It’s an odd enough title for a book, but it certainly fits. It’s apparently based on Hans Christian Anderson’s The Snow Queen (I’m completely unknowledgeable about that), though my thoughts ran to Sun and Moon, Ice and Snow, which is based off of a Norwegian folk tale. Makes me wonder if that’s where HCA got his ideas (not that they are the same story at all)….

At any rate, the writing is, as ever with T. Kingfisher (Ursula Vernon), witty and charming, and includes a strong cast of animal characters:

The raven fluffed its beard. “I am the Sound of Mouse Bones Crunching Under the Hooves of God.”
Gerta blinked a few times. “That’s…quite a name.”
“I made it myself,” said the raven preening. “I stole the very shiniest words and hoarded them up until they made something worth having.”

(Which tells you about the Raven part of the title; the Reindeer comes in much later, and from an unexpected direction.)

Gerta goes on quite a journey. As usual, the first steps are faltering, and she carries a lot of guilt for having managed to lose seven months of her life (I imagine we might all do well to lose so little), but even lost, it helps her, and powers much of the rest of the story (in a somewhat more literal way than it may sound).
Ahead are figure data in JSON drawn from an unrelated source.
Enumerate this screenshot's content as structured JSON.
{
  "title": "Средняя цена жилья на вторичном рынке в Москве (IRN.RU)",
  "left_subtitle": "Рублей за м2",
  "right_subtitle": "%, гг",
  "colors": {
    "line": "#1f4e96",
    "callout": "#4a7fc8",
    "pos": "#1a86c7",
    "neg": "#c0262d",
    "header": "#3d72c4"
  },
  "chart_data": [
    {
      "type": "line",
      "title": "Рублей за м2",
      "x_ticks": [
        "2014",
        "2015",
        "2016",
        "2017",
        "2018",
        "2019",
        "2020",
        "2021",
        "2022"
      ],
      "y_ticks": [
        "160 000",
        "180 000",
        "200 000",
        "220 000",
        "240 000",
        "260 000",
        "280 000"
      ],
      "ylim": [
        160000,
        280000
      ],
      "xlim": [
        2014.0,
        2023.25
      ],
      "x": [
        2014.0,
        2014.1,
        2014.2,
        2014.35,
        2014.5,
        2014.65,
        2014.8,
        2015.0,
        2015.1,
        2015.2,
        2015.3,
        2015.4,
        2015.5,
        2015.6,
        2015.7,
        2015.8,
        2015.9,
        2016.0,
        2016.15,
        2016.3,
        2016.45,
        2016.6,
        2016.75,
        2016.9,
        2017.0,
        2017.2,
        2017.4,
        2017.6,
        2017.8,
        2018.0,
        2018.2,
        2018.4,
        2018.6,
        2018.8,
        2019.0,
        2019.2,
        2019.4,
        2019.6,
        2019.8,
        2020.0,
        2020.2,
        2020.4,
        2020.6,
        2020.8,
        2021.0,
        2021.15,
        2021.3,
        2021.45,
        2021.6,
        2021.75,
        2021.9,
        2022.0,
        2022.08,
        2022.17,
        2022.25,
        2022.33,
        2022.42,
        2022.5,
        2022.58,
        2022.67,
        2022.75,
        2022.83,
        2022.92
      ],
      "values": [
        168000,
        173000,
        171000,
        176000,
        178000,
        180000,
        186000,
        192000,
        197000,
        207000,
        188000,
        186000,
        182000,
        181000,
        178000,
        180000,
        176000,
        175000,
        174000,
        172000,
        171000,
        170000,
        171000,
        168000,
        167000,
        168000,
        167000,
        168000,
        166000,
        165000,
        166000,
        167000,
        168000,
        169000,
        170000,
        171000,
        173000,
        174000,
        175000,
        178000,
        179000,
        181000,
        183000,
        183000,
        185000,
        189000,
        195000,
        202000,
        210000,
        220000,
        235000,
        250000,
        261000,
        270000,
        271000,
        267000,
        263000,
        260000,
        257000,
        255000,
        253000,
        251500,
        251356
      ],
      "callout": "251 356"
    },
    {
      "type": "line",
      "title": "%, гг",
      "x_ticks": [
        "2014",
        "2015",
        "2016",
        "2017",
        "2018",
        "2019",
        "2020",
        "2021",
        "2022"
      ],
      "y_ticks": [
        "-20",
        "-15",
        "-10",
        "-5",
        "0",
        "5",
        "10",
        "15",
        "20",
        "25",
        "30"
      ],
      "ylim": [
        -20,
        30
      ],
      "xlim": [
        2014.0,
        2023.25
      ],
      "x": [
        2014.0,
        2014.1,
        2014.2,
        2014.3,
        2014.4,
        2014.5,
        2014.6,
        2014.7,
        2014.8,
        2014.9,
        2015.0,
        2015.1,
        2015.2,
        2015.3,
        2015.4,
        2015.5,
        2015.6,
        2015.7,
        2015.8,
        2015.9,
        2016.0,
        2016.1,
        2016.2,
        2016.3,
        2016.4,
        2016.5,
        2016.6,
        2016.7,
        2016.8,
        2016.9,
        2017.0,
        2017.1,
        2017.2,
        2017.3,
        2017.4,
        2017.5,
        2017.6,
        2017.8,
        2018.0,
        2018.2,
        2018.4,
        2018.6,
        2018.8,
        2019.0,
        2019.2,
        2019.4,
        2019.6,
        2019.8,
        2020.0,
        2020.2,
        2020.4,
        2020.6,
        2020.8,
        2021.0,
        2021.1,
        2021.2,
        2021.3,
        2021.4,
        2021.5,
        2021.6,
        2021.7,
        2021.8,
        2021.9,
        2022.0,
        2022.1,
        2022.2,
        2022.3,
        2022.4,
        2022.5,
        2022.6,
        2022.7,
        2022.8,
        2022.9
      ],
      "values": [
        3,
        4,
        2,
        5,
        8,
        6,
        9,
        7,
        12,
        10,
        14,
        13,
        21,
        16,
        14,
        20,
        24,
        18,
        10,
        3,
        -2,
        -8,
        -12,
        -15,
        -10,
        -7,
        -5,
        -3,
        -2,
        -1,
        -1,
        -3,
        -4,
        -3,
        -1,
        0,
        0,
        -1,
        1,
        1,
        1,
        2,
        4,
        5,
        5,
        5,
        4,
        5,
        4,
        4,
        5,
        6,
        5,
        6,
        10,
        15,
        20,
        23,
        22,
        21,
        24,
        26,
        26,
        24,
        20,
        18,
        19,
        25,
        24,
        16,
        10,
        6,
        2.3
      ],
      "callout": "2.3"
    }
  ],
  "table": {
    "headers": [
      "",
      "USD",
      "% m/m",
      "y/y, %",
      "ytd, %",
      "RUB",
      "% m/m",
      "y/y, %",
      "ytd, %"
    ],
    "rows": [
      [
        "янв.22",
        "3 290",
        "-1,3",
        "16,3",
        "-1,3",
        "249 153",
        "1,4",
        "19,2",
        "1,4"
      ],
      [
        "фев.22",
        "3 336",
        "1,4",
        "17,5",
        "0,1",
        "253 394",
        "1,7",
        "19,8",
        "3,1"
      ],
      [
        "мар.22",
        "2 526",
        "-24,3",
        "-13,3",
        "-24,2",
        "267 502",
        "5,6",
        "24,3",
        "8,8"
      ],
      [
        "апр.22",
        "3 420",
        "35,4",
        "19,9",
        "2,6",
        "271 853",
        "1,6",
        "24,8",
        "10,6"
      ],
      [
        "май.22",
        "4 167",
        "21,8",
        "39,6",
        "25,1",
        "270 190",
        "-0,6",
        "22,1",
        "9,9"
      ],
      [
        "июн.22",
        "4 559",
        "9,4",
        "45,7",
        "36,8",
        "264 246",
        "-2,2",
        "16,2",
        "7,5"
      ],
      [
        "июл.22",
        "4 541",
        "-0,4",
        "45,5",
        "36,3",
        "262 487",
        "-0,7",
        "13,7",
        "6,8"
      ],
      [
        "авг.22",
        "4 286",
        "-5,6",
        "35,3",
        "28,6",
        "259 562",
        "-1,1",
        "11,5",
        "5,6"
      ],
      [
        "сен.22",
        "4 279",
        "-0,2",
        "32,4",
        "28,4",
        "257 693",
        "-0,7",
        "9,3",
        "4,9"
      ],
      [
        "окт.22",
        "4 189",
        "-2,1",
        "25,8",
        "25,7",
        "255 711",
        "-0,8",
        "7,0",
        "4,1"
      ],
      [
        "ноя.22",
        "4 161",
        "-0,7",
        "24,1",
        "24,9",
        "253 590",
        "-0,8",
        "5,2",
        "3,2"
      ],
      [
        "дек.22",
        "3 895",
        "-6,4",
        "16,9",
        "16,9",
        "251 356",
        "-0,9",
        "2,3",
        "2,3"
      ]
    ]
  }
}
And like all well-done stories, this is because that beginning misadventure fits in with everything else, and there’d be quite a hole left without it.

All the way through, there’s actually a fair amount of self-growth and introspection, and it should certainly be on YA reading lists for that and a number of other topics that slide in at the edges. The end is satisfying, and says just what it needs to say… though I still wish it had carried through to Gerta talking to her grandmother, just because she’s such a wonderful character.